He was cut off abruptly. The truck gave a jolt.

Someone cried, “Keep going! Adriano! Keep going!”

“Cardella, you're crazy. Adriano, stop! We have to cut them down!”

“No, no, no, keep going!”

“Stop! I know them! All three of them! The partisans from Bologna! The ones my wife gave rice to last week!”

“Adriano, go faster! I'm your father, do as I say! Look at those ropes, look at those trees, they're booby-trapped. German booby traps!”

“What is it? What is it? I can't make it out, I want to see!” cried the voice of a boy.

“Shut up! Keep your head down! Shut your eyes! Adriano, faster!”

That rough voice belonged to the man just behind me. Adriano's father. I could feel his breath on my neck. I had tipped back my head, although it hurt to. My eyes were looking up at a pale blue bit of the sky, rectangular like a doorway. The clouds above it, and the wispy layer of fog beneath it, seemed to only be there to make the blue more attractive.

“Blue,” I said to myself.

Far away in the driver's seat, the man called Adriano had not made up his mind. The truck speeded up, slowed down, speeded up, slowed down.

At last it shot forward in a burst; it seemed to have decided on its own to start racing. I was pushed back, along with the farmers, without actually moving, as if a huge wind were blowing against us, with a whistling. The tailgate had been well secured and did not spring open.

Blue was for Mozart.

“I heard you sing, as I was saying,” came the voice of the young farmer. “I don't know what it was. It was beautiful. It was the most beautiful thing I ever heard. After you had finished, long after, I found myself still there, as if under a spell, and a man came outside to me, a big guy, who looked something like a thug. I thought he'd order me away for trespassing, but he had brought me a plate of spaghetti and a napkin and a fork. He said to me, ‘Here, we had this left over. Don't be alarmed. You're not the first person this ever happened to. She's pretty good, don't you think?' His name was Nizarro, first name Vito, which I remember because I asked him. In his person, he reminded me of a Galimberti. As everyone knows, that family's composed of thugs.”

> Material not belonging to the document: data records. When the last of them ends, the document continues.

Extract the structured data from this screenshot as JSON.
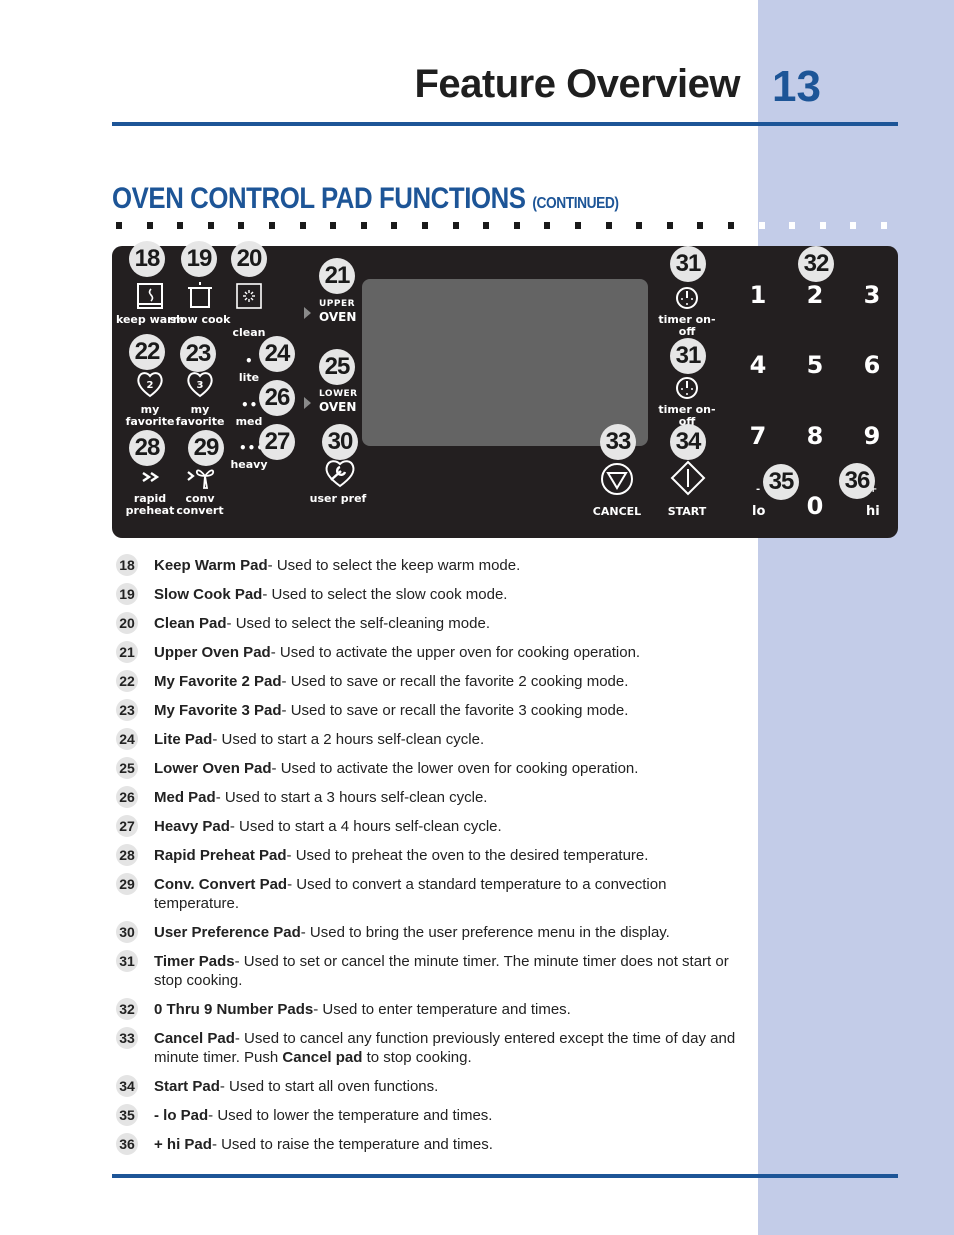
{
  "header": {
    "title": "Feature Overview",
    "page_number": "13"
  },
  "section": {
    "title": "OVEN CONTROL PAD FUNCTIONS",
    "continued": "(CONTINUED)"
  },
  "colors": {
    "brand_blue": "#1d5597",
    "sidebar": "#c3cce8",
    "panel": "#231f20",
    "display": "#646464",
    "badge": "#e6e6e6"
  },
  "panel": {
    "badges": {
      "b18": "18",
      "b19": "19",
      "b20": "20",
      "b21": "21",
      "b22": "22",
      "b23": "23",
      "b24": "24",
      "b25": "25",
      "b26": "26",
      "b27": "27",
      "b28": "28",
      "b29": "29",
      "b30": "30",
      "b31a": "31",
      "b31b": "31",
      "b32": "32",
      "b33": "33",
      "b34": "34",
      "b35": "35",
      "b36": "36"
    },
    "labels": {
      "keep_warm": "keep warm",
      "slow_cook": "slow cook",
      "clean": "clean",
      "upper_small": "UPPER",
      "upper_big": "OVEN",
      "lower_small": "LOWER",
      "lower_big": "OVEN",
      "fav2_num": "2",
      "fav3_num": "3",
      "my_favorite_2": "my favorite",
      "my_favorite_3": "my favorite",
      "lite": "lite",
      "med": "med",
      "heavy": "heavy",
      "lite_dots": "•",
      "med_dots": "••",
      "heavy_dots": "•••",
      "rapid_preheat": "rapid preheat",
      "conv_convert": "conv convert",
      "user_pref": "user pref",
      "timer_1": "timer on-off",
      "timer_2": "timer on-off",
      "cancel": "CANCEL",
      "start": "START",
      "lo": "lo",
      "hi": "hi",
      "minus": "-",
      "plus": "+"
    },
    "keypad": [
      "1",
      "2",
      "3",
      "4",
      "5",
      "6",
      "7",
      "8",
      "9",
      "0"
    ]
  },
  "items": [
    {
      "num": "18",
      "name": "Keep Warm Pad",
      "desc": "- Used to select the keep warm mode."
    },
    {
      "num": "19",
      "name": "Slow Cook Pad",
      "desc": "- Used to select the slow cook mode."
    },
    {
      "num": "20",
      "name": "Clean Pad",
      "desc": "- Used to select the self-cleaning mode."
    },
    {
      "num": "21",
      "name": "Upper Oven Pad",
      "desc": "- Used to activate the upper oven for cooking operation."
    },
    {
      "num": "22",
      "name": "My Favorite 2 Pad",
      "desc": "- Used to save or recall the favorite 2 cooking mode."
    },
    {
      "num": "23",
      "name": "My Favorite 3 Pad",
      "desc": "- Used to save or recall the favorite 3 cooking mode."
    },
    {
      "num": "24",
      "name": "Lite Pad",
      "desc": "- Used to start a 2 hours self-clean cycle."
    },
    {
      "num": "25",
      "name": "Lower Oven Pad",
      "desc": "- Used to activate the lower oven for cooking operation."
    },
    {
      "num": "26",
      "name": "Med Pad",
      "desc": "- Used to start a 3 hours self-clean cycle."
    },
    {
      "num": "27",
      "name": "Heavy Pad",
      "desc": "- Used to start a 4 hours self-clean cycle."
    },
    {
      "num": "28",
      "name": "Rapid Preheat Pad",
      "desc": "- Used to preheat the oven to the desired temperature."
    },
    {
      "num": "29",
      "name": "Conv. Convert Pad",
      "desc": "- Used to convert a standard temperature to a convection temperature."
    },
    {
      "num": "30",
      "name": "User Preference Pad",
      "desc": "- Used to bring the user preference menu in the display."
    },
    {
      "num": "31",
      "name": "Timer Pads",
      "desc": "- Used to set or cancel the minute timer. The minute timer does not start or stop cooking."
    },
    {
      "num": "32",
      "name": "0 Thru 9 Number Pads",
      "desc": "- Used to enter temperature and times."
    },
    {
      "num": "33",
      "name": "Cancel Pad",
      "desc": "- Used to cancel any function previously entered except the time of day and minute timer. Push ",
      "bold2": "Cancel pad",
      "desc2": " to stop cooking."
    },
    {
      "num": "34",
      "name": "Start Pad",
      "desc": "- Used to start all oven functions."
    },
    {
      "num": "35",
      "name": "- lo Pad",
      "desc": "- Used to lower the temperature and times."
    },
    {
      "num": "36",
      "name": "+ hi Pad",
      "desc": "- Used to raise the temperature and times."
    }
  ]
}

“They're partisans now,” said a farmer. “I heard two of the boys have German bullets inside them.”

“But all their lives, they've been Fascists,” said another.

“That's only because of youth camp, which brainwashed them, like a million others. I haven't got anything against the Galimbertis. They don't rob farmers.”

“How was the spaghetti fixed?”

“With clams. As many clams as noodles, I swear.”

“Out of the shell or in?”

“In. I had to sit down on the ground to manage it.”

“They didn't give you a glass of wine?”

“I wouldn't have drunk it if they had. I was feeling intoxicated already.”

“What was the sauce?”

“Clam juice, oil. Seasonings, I don't know what. Garlic, a few chopped-up tomatoes, hardly even stewed. Very fancy.”

“It doesn't sound it.”

“That's because you didn't taste it.”

“My wife's sister went to an opera once in Milan,” said a farmer who hadn't said anything yet. His voice was shaky. He seemed to be making the effort to speak the way a man in a fistfight would get back on his feet, reeling and hurting, from having been knocked to the ground. Back in the fight.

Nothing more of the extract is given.